🤖 AI Summary
To address information loss from text parsing in visual-rich document (e.g., charts and tables in PDF/PPTX) question answering, this paper proposes the first end-to-end retrieval-augmented generation (RAG) framework tailored for multi-format visual documents. Methodologically, documents are uniformly rendered as images; visual information is compressed into dense token representations via self-supervised pretraining to enable fine-grained vision–language alignment; and the framework integrates a large vision-language model, cross-modal encoder, dense retriever, and generative decoder. Key contributions include: (1) introducing a vision-aware RAG paradigm that bypasses text-parsing distortions; (2) establishing OpenDocVQA—the first open-domain visual document QA benchmark; and (3) achieving significant improvements over conventional text-based RAG baselines across multiple metrics, demonstrating strong generalization and practical deployability.
📝 Abstract
We aim to develop a retrieval-augmented generation (RAG) framework that answers questions over a corpus of visually-rich documents presented in mixed modalities (e.g., charts, tables) and diverse formats (e.g., PDF, PPTX). In this paper, we introduce a new RAG framework, VDocRAG, which can directly understand varied documents and modalities in a unified image format to prevent missing information that occurs by parsing documents to obtain text. To improve the performance, we propose novel self-supervised pre-training tasks that adapt large vision-language models for retrieval by compressing visual information into dense token representations while aligning them with textual content in documents.
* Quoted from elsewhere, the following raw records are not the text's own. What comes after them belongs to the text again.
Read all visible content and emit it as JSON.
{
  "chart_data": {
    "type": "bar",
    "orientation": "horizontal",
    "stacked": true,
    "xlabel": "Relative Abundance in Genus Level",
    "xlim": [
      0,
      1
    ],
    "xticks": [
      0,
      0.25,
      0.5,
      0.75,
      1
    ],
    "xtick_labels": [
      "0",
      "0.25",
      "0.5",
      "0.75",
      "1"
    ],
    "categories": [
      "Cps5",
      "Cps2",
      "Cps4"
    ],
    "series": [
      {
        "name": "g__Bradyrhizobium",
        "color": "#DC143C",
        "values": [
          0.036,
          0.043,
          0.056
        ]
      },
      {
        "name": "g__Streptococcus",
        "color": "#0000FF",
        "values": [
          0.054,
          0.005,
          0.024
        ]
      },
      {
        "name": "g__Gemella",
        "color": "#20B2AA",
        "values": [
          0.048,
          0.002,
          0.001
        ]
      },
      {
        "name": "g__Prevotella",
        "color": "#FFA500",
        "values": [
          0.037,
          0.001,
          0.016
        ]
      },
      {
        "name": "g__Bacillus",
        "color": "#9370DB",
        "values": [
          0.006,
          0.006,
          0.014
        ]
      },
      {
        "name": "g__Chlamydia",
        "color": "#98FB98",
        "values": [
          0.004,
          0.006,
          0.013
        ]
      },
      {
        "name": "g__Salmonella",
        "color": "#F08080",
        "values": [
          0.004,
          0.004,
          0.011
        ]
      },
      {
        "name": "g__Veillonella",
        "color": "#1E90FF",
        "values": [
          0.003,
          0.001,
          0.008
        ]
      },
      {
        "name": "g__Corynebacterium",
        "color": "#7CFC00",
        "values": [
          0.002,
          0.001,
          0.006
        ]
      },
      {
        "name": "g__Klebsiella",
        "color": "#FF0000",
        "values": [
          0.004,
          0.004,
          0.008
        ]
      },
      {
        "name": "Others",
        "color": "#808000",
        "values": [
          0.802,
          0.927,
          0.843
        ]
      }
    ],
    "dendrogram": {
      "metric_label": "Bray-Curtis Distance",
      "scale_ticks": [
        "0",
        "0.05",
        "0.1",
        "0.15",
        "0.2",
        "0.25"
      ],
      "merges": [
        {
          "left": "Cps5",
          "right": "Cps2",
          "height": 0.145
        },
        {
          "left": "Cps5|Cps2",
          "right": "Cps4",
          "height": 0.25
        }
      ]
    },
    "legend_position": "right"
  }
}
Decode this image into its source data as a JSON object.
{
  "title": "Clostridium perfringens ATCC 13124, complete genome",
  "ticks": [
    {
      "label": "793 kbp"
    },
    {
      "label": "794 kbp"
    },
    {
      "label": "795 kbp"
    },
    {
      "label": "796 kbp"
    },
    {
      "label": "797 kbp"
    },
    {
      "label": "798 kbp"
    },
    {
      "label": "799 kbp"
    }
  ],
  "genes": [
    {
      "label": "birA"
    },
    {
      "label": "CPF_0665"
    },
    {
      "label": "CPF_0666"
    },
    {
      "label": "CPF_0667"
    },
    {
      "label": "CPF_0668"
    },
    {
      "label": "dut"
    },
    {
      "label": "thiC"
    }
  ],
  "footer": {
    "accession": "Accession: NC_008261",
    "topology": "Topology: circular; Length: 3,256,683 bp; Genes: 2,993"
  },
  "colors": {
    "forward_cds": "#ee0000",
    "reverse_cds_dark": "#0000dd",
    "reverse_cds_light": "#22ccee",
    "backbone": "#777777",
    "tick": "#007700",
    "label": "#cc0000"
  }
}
Furthermore, we introduce OpenDocVQA, the first unified collection of open-domain document visual question answering datasets, encompassing diverse document types and formats. OpenDocVQA provides a comprehensive resource for training and evaluating retrieval and question answering models on visually-rich documents in an open-domain setting. Experiments show that VDocRAG substantially outperforms conventional text-based RAG and has strong generalization capability, highlighting the potential of an effective RAG paradigm for real-world documents.